Now what shall England do with Spain? Repeat her protests, multiply her dispatches, renew her negotiations? Lord Malmesbury himself states that they could cover all the waters from the Spanish coast to Cuba with the documents vainly exchanged between the two Governments. Or shall England enforce her claims, sanctioned by so many treaties? Here it is that the shoe pinches. In steps the sinister figure of the “august ally,” now the acknowledged guardian angel of the slave-trade. The third Bonaparte, the patron of Slavery in all its forms, forbids England to act up to her convictions and her treaties. Lord Malmesbury, it is known, is strongly suspected of an undue intimacy with the hero of Satory. Nevertheless, he denounced him in plain terms as the general slave-dealer of Europe — as the man who had revived the infamous traffic in its worst features under the pretext of “free emigration” of the blacks to the French colonies. Earl Grey completed this denunciation by stating that “wars had been undertaken in Africa for the purpose of making captives, who were to be sold to the agents of the French Government.” The Earl of Clarendon added that “both Spain and France were rivals in the African market, offering a certain sum per man; and there was not the least difference in the treatment of these negroes, whether they were conveyed to Cuba or to a French colony.”

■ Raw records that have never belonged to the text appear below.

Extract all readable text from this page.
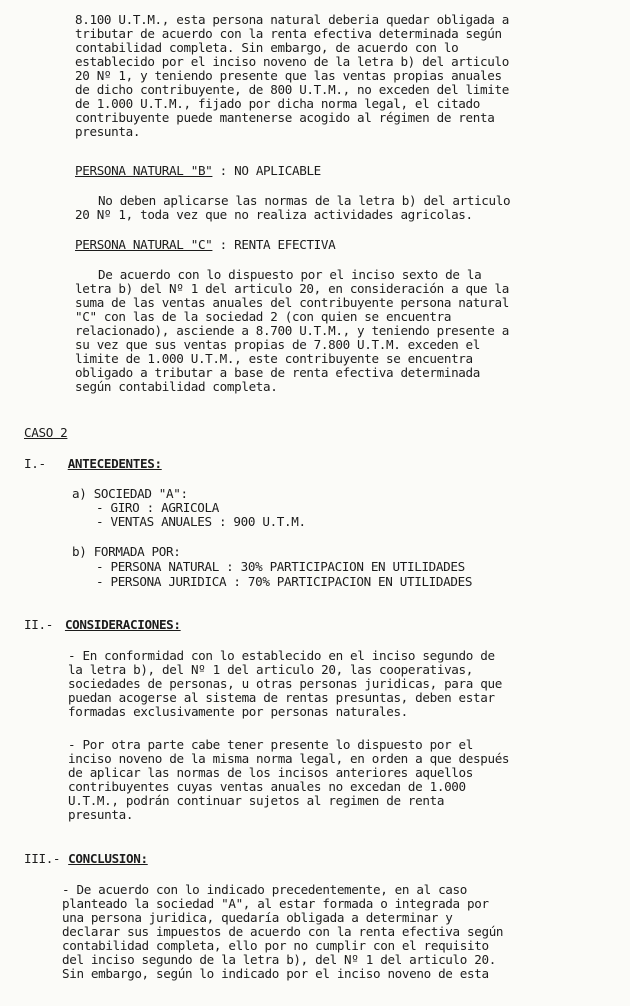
8.100 U.T.M., esta persona natural deberia quedar obligada a

tributar de acuerdo con la renta efectiva determinada según

contabilidad completa. Sin embargo, de acuerdo con lo

establecido por el inciso noveno de la letra b) del articulo

20 Nº 1, y teniendo presente que las ventas propias anuales

de dicho contribuyente, de 800 U.T.M., no exceden del limite

de 1.000 U.T.M., fijado por dicha norma legal, el citado

contribuyente puede mantenerse acogido al régimen de renta

presunta.

PERSONA NATURAL "B" : NO APLICABLE

No deben aplicarse las normas de la letra b) del articulo

20 Nº 1, toda vez que no realiza actividades agricolas.

PERSONA NATURAL "C" : RENTA EFECTIVA

De acuerdo con lo dispuesto por el inciso sexto de la

letra b) del Nº 1 del articulo 20, en consideración a que la

suma de las ventas anuales del contribuyente persona natural

"C" con las de la sociedad 2 (con quien se encuentra

relacionado), asciende a 8.700 U.T.M., y teniendo presente a

su vez que sus ventas propias de 7.800 U.T.M. exceden el

limite de 1.000 U.T.M., este contribuyente se encuentra

obligado a tributar a base de renta efectiva determinada

según contabilidad completa.

CASO 2

I.- ANTECEDENTES:

a) SOCIEDAD "A":

- GIRO : AGRICOLA

- VENTAS ANUALES : 900 U.T.M.

b) FORMADA POR:

- PERSONA NATURAL : 30% PARTICIPACION EN UTILIDADES

- PERSONA JURIDICA : 70% PARTICIPACION EN UTILIDADES

II.- CONSIDERACIONES:

- En conformidad con lo establecido en el inciso segundo de

la letra b), del Nº 1 del articulo 20, las cooperativas,

sociedades de personas, u otras personas juridicas, para que

puedan acogerse al sistema de rentas presuntas, deben estar

formadas exclusivamente por personas naturales.

- Por otra parte cabe tener presente lo dispuesto por el

inciso noveno de la misma norma legal, en orden a que después

de aplicar las normas de los incisos anteriores aquellos

contribuyentes cuyas ventas anuales no excedan de 1.000

U.T.M., podrán continuar sujetos al regimen de renta

presunta.

III.- CONCLUSION:

- De acuerdo con lo indicado precedentemente, en al caso

planteado la sociedad "A", al estar formada o integrada por

una persona juridica, quedaría obligada a determinar y

declarar sus impuestos de acuerdo con la renta efectiva según

contabilidad completa, ello por no cumplir con el requisito

del inciso segundo de la letra b), del Nº 1 del articulo 20.

Sin embargo, según lo indicado por el inciso noveno de esta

Such, then, is the glorious position England finds herself in by having lent her help to that man in overthrowing the Republic. The second Republic, like the first one, had abolished Slavery. Bonaparte, who acquired his power solely by truckling to the meanest passions of men, is unable to prolong it save by buying day by day new accomplices. Thus he has not only restored Slavery, but has bought the planters by the renewal of the slave-trade. Everything degrading the conscience of the nation, is a new lease of power granted to him. To convert France into a slave-trading nation would be the surest means of enslaving France, who, when herself, had the boldness of proclaiming in the face of the world: Let the colonies perish, but let principles live! One thing at least has been accomplished by Bonaparte. The slave-trade has become a battle-cry between the Imperialist and the Republican camps. If the French Republic be restored to-day, to-morrow Spain will be forced to abandon the infamous traffic.